As a reaction to workers’ resistance, factory owners adopted the mechanical loom and replaced their male labor force with female workers. The latter were much cheaper and — at least in theory — easier to keep under control. Unlike previous strategies, which still preserved some sort of continuity between the functioning of the household and the factory system, this new policy disrupted the traditional household. It led to children abandoning school at a young age, late marriages, demographic decline, and finally to unemployed male workers emigrating to make their fortune elsewhere.
Patterns of Migration
In Land and Looms, Ramella demonstrated a close correlation between changes in labor regime, alterations in the demographic structure, and migratory cycles. It is thus not surprising if in the years following the publication of his masterpiece, he became more and more interested in the lives and sentiments of the people who left Italy during the emergence of industrial capitalism.
In this particular field, Ramella edited with Samuel L. Baily a collection of letters written by the members of the Sola family: One Family, Two Worlds: An Italian Family’s Correspondence across the Atlantic, 1901–1922 (1988). The Sola family correspondence is a rich and detailed set of documents that gives us unique insight in the subjective process of migration. The book might well be regarded as a complement to Land and Looms, since it describes the vicissitudes of the people who left their home for another country, rather than the ones who left the countryside for the factories in urban areas.

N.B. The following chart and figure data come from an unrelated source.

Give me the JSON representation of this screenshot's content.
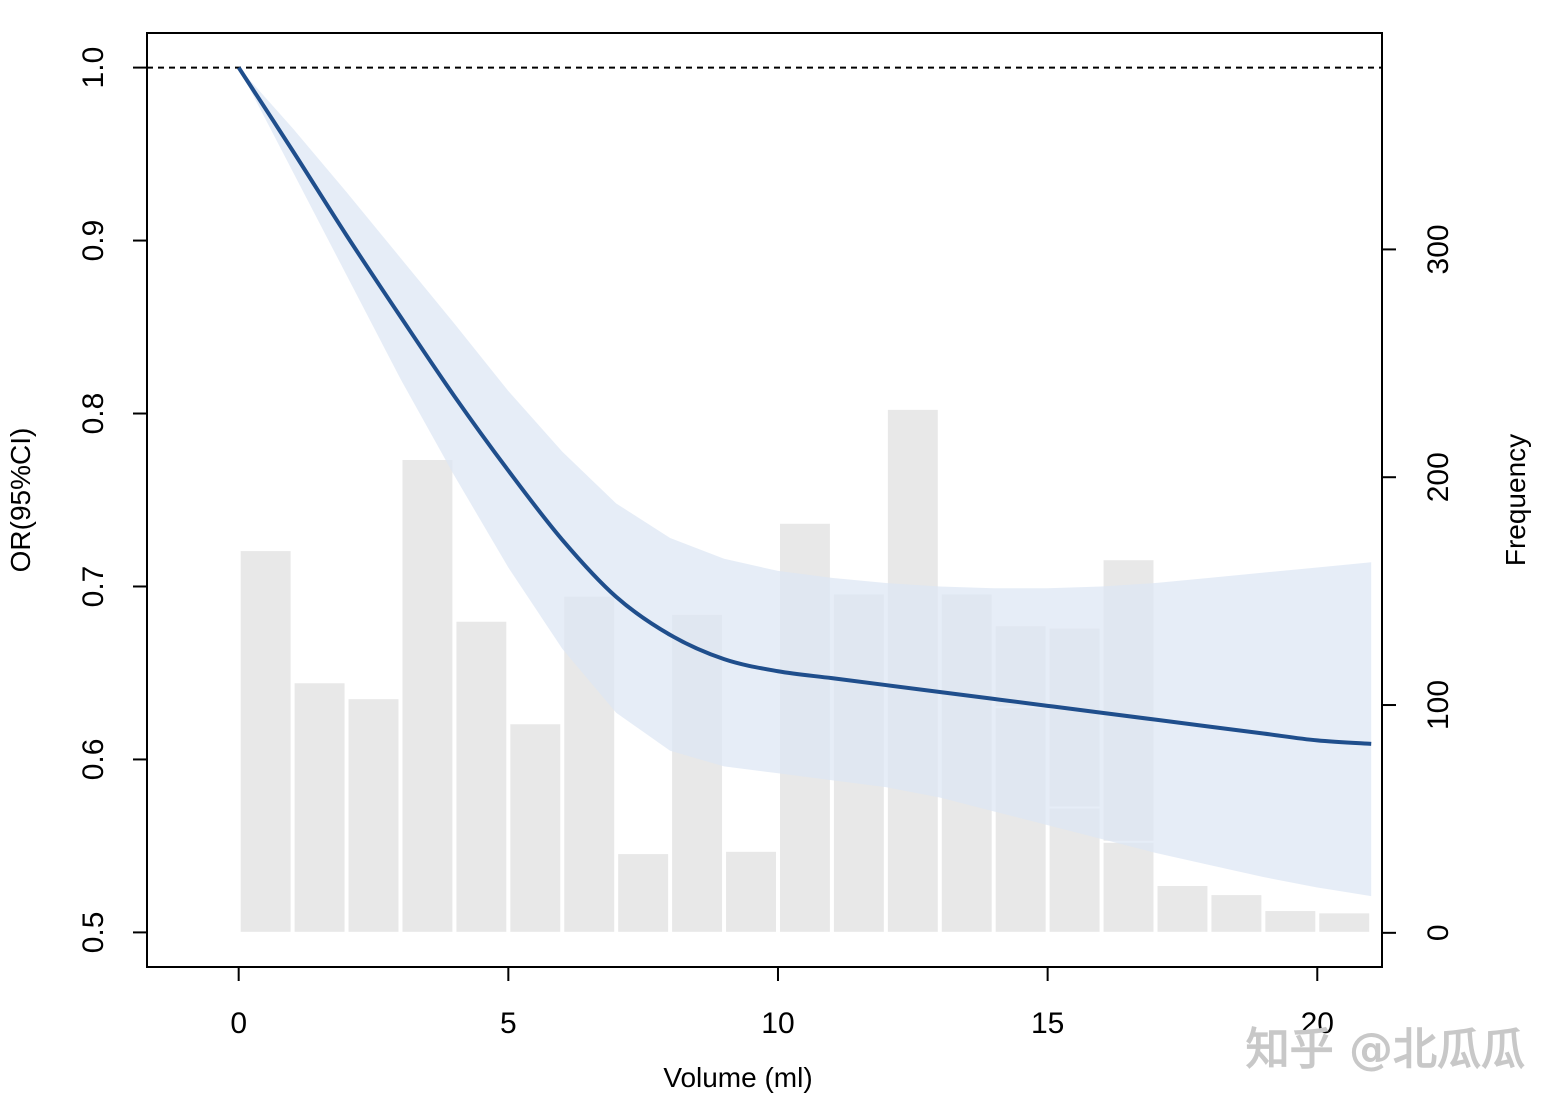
{
  "chart_data": {
    "type": "line",
    "title": "",
    "xlabel": "Volume (ml)",
    "ylabel": "OR(95%CI)",
    "y2label": "Frequency",
    "xlim": [
      -1.7,
      21.2
    ],
    "ylim": [
      0.48,
      1.02
    ],
    "y2lim": [
      -15,
      395
    ],
    "x_ticks": [
      0,
      5,
      10,
      15,
      20
    ],
    "x_tick_labels": [
      "0",
      "5",
      "10",
      "15",
      "20"
    ],
    "y_ticks": [
      0.5,
      0.6,
      0.7,
      0.8,
      0.9,
      1.0
    ],
    "y_tick_labels": [
      "0.5",
      "0.6",
      "0.7",
      "0.8",
      "0.9",
      "1.0"
    ],
    "y2_ticks": [
      0,
      100,
      200,
      300
    ],
    "y2_tick_labels": [
      "0",
      "100",
      "200",
      "300"
    ],
    "reference_line": {
      "y": 1.0,
      "style": "dashed"
    },
    "curve": {
      "name": "OR",
      "color": "#1f4e8c",
      "x": [
        0,
        1,
        2,
        3,
        4,
        5,
        6,
        7,
        8,
        9,
        10,
        11,
        12,
        13,
        14,
        15,
        16,
        17,
        18,
        19,
        20,
        21
      ],
      "y": [
        1.0,
        0.952,
        0.903,
        0.856,
        0.81,
        0.767,
        0.727,
        0.694,
        0.672,
        0.658,
        0.651,
        0.647,
        0.643,
        0.639,
        0.635,
        0.631,
        0.627,
        0.623,
        0.619,
        0.615,
        0.611,
        0.609
      ]
    },
    "ci_band": {
      "name": "95% CI",
      "color": "#dce6f4",
      "x": [
        0,
        1,
        2,
        3,
        4,
        5,
        6,
        7,
        8,
        9,
        10,
        11,
        12,
        13,
        14,
        15,
        16,
        17,
        18,
        19,
        20,
        21
      ],
      "lower": [
        1.0,
        0.94,
        0.88,
        0.82,
        0.764,
        0.711,
        0.664,
        0.627,
        0.605,
        0.596,
        0.592,
        0.588,
        0.584,
        0.578,
        0.57,
        0.562,
        0.554,
        0.546,
        0.539,
        0.532,
        0.526,
        0.521
      ],
      "upper": [
        1.0,
        0.965,
        0.928,
        0.89,
        0.852,
        0.813,
        0.778,
        0.748,
        0.728,
        0.716,
        0.709,
        0.705,
        0.702,
        0.7,
        0.699,
        0.699,
        0.7,
        0.702,
        0.705,
        0.708,
        0.711,
        0.714
      ]
    },
    "histogram": {
      "name": "Frequency",
      "color": "#e8e8e8",
      "bin_width": 1,
      "bin_starts": [
        0,
        1,
        2,
        3,
        4,
        5,
        6,
        7,
        8,
        9,
        10,
        11,
        12,
        13,
        14,
        15,
        16,
        17,
        18,
        19,
        20
      ],
      "counts": [
        168,
        110,
        103,
        208,
        137,
        92,
        148,
        35,
        140,
        36,
        180,
        149,
        230,
        149,
        135,
        134,
        164,
        21,
        17,
        10,
        9
      ],
      "overlay_counts": [
        null,
        null,
        null,
        null,
        null,
        null,
        null,
        null,
        null,
        null,
        null,
        null,
        null,
        null,
        99,
        55,
        40,
        null,
        null,
        null,
        null
      ]
    }
  },
  "watermark": {
    "text": "知乎 @北瓜瓜"
  }
}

In his later studies, Ramella researched the trajectories of internal and international migrations, investigating the assistance networks that facilitated the integration of newcomers in their adoptive city or country, as well as the many ways in which migrants reshaped their hosting society. During the first year of the COVID-19 pandemic, Ramella also tirelessly scrutinized the causal connection between human mobility and the diffusion of the virus. This made his own death from the virus on November 25, 2020, even more tragic.
Recovering Ramella
Why has Land and Looms been reprinted nearly four decades after its original publication? In the period since 1984, historians have enormously improved our understanding of capitalism, or rather capitalisms in the plural sense. They have proposed novel definitions of what capitalism is about, with different chronologies and multilinear trajectories leading to the formation of the modern global economy.
They have also reoriented scholarly attention toward topics such as colonialism, race, and violence, and demonstrated the extent to which the violent affirmation of capitalism depended on the intersection of different mechanisms of oppression such as race, gender, and ethnicity.

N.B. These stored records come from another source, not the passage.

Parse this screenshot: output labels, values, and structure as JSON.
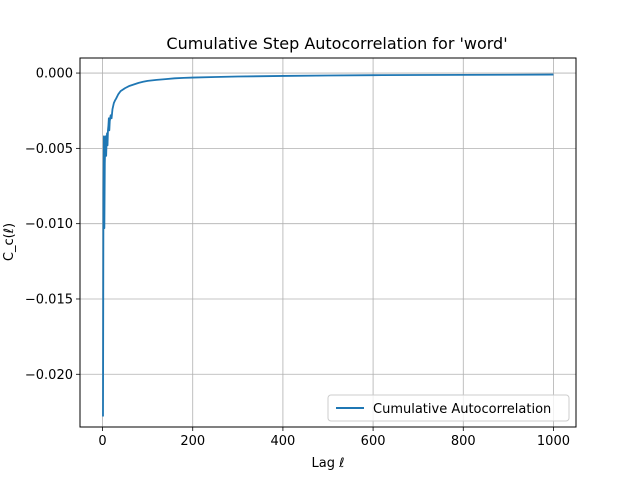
{
  "chart_data": {
    "type": "line",
    "title": "Cumulative Step Autocorrelation for 'word'",
    "xlabel": "Lag ℓ",
    "ylabel": "C_c(ℓ)",
    "xlim": [
      -50,
      1050
    ],
    "ylim": [
      -0.0235,
      0.001
    ],
    "xticks": [
      0,
      200,
      400,
      600,
      800,
      1000
    ],
    "xtick_labels": [
      "0",
      "200",
      "400",
      "600",
      "800",
      "1000"
    ],
    "yticks": [
      0.0,
      -0.005,
      -0.01,
      -0.015,
      -0.02
    ],
    "ytick_labels": [
      "0.000",
      "−0.005",
      "−0.010",
      "−0.015",
      "−0.020"
    ],
    "grid": true,
    "legend_position": "lower-right",
    "series": [
      {
        "name": "Cumulative Autocorrelation",
        "color": "#1f77b4",
        "x": [
          1,
          2,
          3,
          4,
          5,
          6,
          7,
          8,
          9,
          10,
          11,
          12,
          13,
          14,
          15,
          16,
          18,
          20,
          22,
          25,
          28,
          30,
          35,
          40,
          45,
          50,
          60,
          70,
          80,
          90,
          100,
          120,
          140,
          160,
          180,
          200,
          250,
          300,
          400,
          500,
          600,
          700,
          800,
          900,
          1000
        ],
        "y": [
          -0.0228,
          -0.008,
          -0.0042,
          -0.0103,
          -0.006,
          -0.0048,
          -0.0042,
          -0.0055,
          -0.0045,
          -0.004,
          -0.0048,
          -0.0038,
          -0.0035,
          -0.003,
          -0.0038,
          -0.0032,
          -0.0028,
          -0.003,
          -0.0024,
          -0.002,
          -0.0018,
          -0.0017,
          -0.0014,
          -0.0012,
          -0.0011,
          -0.001,
          -0.00085,
          -0.00075,
          -0.00065,
          -0.00058,
          -0.00052,
          -0.00045,
          -0.0004,
          -0.00035,
          -0.00032,
          -0.0003,
          -0.00026,
          -0.00023,
          -0.00019,
          -0.00016,
          -0.00014,
          -0.00013,
          -0.00012,
          -0.00011,
          -0.0001
        ]
      }
    ]
  }
}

In the preface to the 2022 edition, Maurizio Gribaudi offers a compelling rationale for the recovery of Ramella’s work. In spite of the passing of time, Land and Looms still stands out for its ability to accurately describe how industrial capitalism changed the social life of ordinary people living in the Biellese valley during the nineteenth century.

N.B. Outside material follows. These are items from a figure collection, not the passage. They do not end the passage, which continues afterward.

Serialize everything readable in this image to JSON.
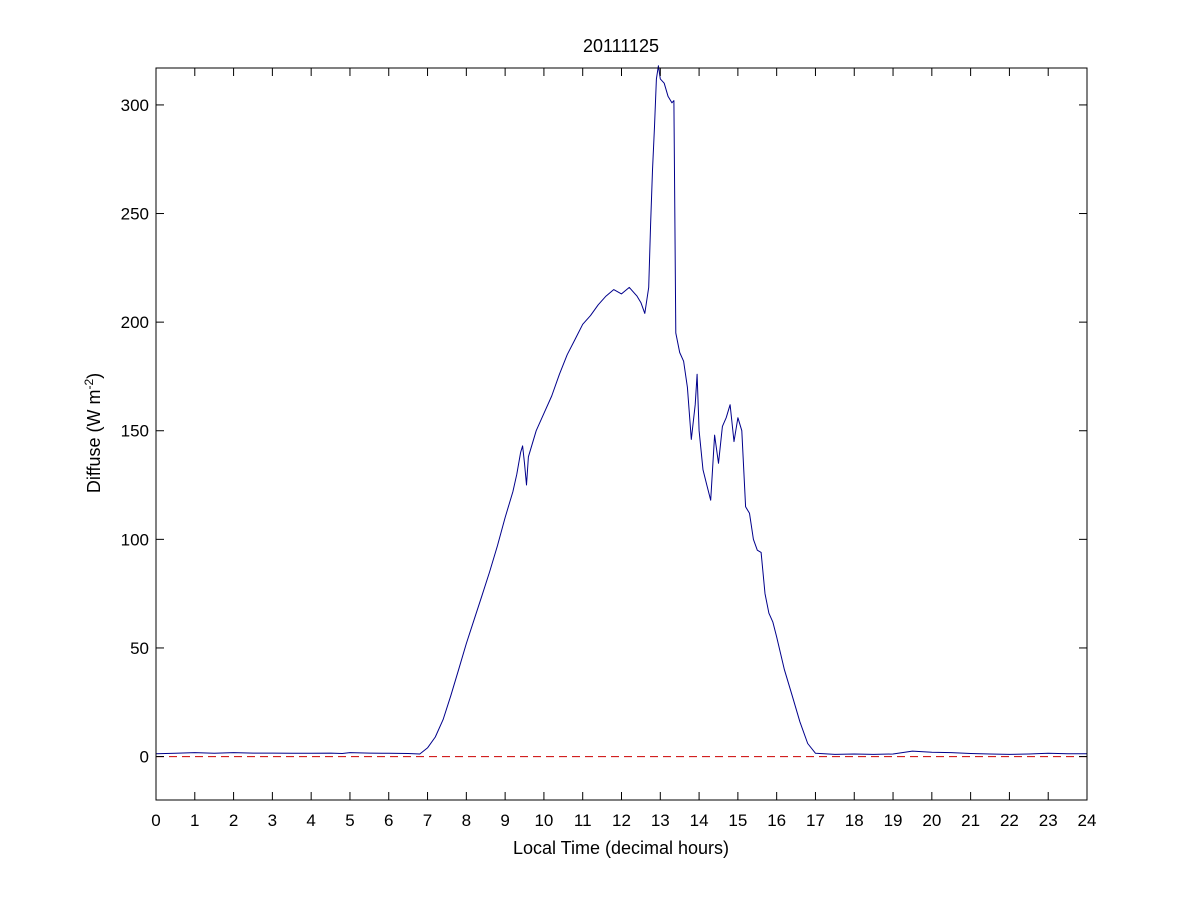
{
  "chart_data": {
    "type": "line",
    "title": "20111125",
    "xlabel": "Local Time (decimal hours)",
    "ylabel": {
      "prefix": "Diffuse (W m",
      "superscript": "-2",
      "suffix": ")"
    },
    "xlim": [
      0,
      24
    ],
    "ylim": [
      -20,
      317
    ],
    "xticks": [
      0,
      1,
      2,
      3,
      4,
      5,
      6,
      7,
      8,
      9,
      10,
      11,
      12,
      13,
      14,
      15,
      16,
      17,
      18,
      19,
      20,
      21,
      22,
      23,
      24
    ],
    "yticks": [
      0,
      50,
      100,
      150,
      200,
      250,
      300
    ],
    "grid": false,
    "box": true,
    "series": [
      {
        "color": "#00008b",
        "style": "solid",
        "points": [
          [
            0.0,
            1.3
          ],
          [
            0.5,
            1.5
          ],
          [
            1.0,
            1.8
          ],
          [
            1.5,
            1.5
          ],
          [
            2.0,
            1.8
          ],
          [
            2.5,
            1.6
          ],
          [
            3.0,
            1.6
          ],
          [
            3.5,
            1.5
          ],
          [
            4.0,
            1.5
          ],
          [
            4.5,
            1.6
          ],
          [
            4.8,
            1.4
          ],
          [
            5.0,
            1.8
          ],
          [
            5.5,
            1.6
          ],
          [
            6.0,
            1.5
          ],
          [
            6.5,
            1.4
          ],
          [
            6.8,
            1.2
          ],
          [
            7.0,
            4.0
          ],
          [
            7.2,
            9.0
          ],
          [
            7.4,
            17.0
          ],
          [
            7.6,
            28.0
          ],
          [
            7.8,
            40.0
          ],
          [
            8.0,
            52.0
          ],
          [
            8.2,
            63.0
          ],
          [
            8.4,
            74.0
          ],
          [
            8.6,
            85.0
          ],
          [
            8.8,
            97.0
          ],
          [
            9.0,
            110.0
          ],
          [
            9.2,
            122.0
          ],
          [
            9.3,
            130.0
          ],
          [
            9.4,
            140.0
          ],
          [
            9.45,
            143.0
          ],
          [
            9.5,
            135.0
          ],
          [
            9.55,
            125.0
          ],
          [
            9.6,
            138.0
          ],
          [
            9.8,
            150.0
          ],
          [
            10.0,
            158.0
          ],
          [
            10.2,
            166.0
          ],
          [
            10.4,
            176.0
          ],
          [
            10.6,
            185.0
          ],
          [
            10.8,
            192.0
          ],
          [
            11.0,
            199.0
          ],
          [
            11.2,
            203.0
          ],
          [
            11.4,
            208.0
          ],
          [
            11.6,
            212.0
          ],
          [
            11.8,
            215.0
          ],
          [
            12.0,
            213.0
          ],
          [
            12.2,
            216.0
          ],
          [
            12.4,
            212.0
          ],
          [
            12.5,
            209.0
          ],
          [
            12.6,
            204.0
          ],
          [
            12.7,
            216.0
          ],
          [
            12.75,
            245.0
          ],
          [
            12.8,
            270.0
          ],
          [
            12.85,
            290.0
          ],
          [
            12.9,
            312.0
          ],
          [
            12.95,
            318.0
          ],
          [
            13.0,
            312.0
          ],
          [
            13.1,
            310.0
          ],
          [
            13.2,
            304.0
          ],
          [
            13.3,
            301.0
          ],
          [
            13.35,
            302.0
          ],
          [
            13.4,
            195.0
          ],
          [
            13.5,
            186.0
          ],
          [
            13.6,
            182.0
          ],
          [
            13.7,
            170.0
          ],
          [
            13.8,
            146.0
          ],
          [
            13.9,
            162.0
          ],
          [
            13.95,
            176.0
          ],
          [
            14.0,
            150.0
          ],
          [
            14.1,
            132.0
          ],
          [
            14.2,
            125.0
          ],
          [
            14.3,
            118.0
          ],
          [
            14.4,
            148.0
          ],
          [
            14.5,
            135.0
          ],
          [
            14.6,
            152.0
          ],
          [
            14.7,
            156.0
          ],
          [
            14.8,
            162.0
          ],
          [
            14.9,
            145.0
          ],
          [
            15.0,
            156.0
          ],
          [
            15.1,
            150.0
          ],
          [
            15.2,
            115.0
          ],
          [
            15.3,
            112.0
          ],
          [
            15.4,
            100.0
          ],
          [
            15.5,
            95.0
          ],
          [
            15.6,
            94.0
          ],
          [
            15.7,
            75.0
          ],
          [
            15.8,
            66.0
          ],
          [
            15.9,
            62.0
          ],
          [
            16.0,
            55.0
          ],
          [
            16.2,
            40.0
          ],
          [
            16.4,
            28.0
          ],
          [
            16.6,
            16.0
          ],
          [
            16.8,
            6.0
          ],
          [
            17.0,
            1.5
          ],
          [
            17.5,
            1.0
          ],
          [
            18.0,
            1.2
          ],
          [
            18.5,
            1.0
          ],
          [
            19.0,
            1.2
          ],
          [
            19.5,
            2.5
          ],
          [
            20.0,
            2.0
          ],
          [
            20.5,
            1.8
          ],
          [
            21.0,
            1.4
          ],
          [
            21.5,
            1.2
          ],
          [
            22.0,
            1.0
          ],
          [
            22.5,
            1.2
          ],
          [
            23.0,
            1.5
          ],
          [
            23.5,
            1.3
          ],
          [
            24.0,
            1.3
          ]
        ]
      },
      {
        "color": "#cc0000",
        "style": "dashed",
        "points": [
          [
            0,
            0
          ],
          [
            24,
            0
          ]
        ]
      }
    ]
  }
}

Ramella’s stories of Mosso’s agricultural community demonstrate that there is no reason why an approach to historical inquiry that deals with broad social transformations and one centered on the life and existence of common people cannot coexist and supplement each other. The task of the historian is to explore the connections between these two levels of historical experience. Franco Ramella’s lifework is a testimony to the effectiveness of this approach.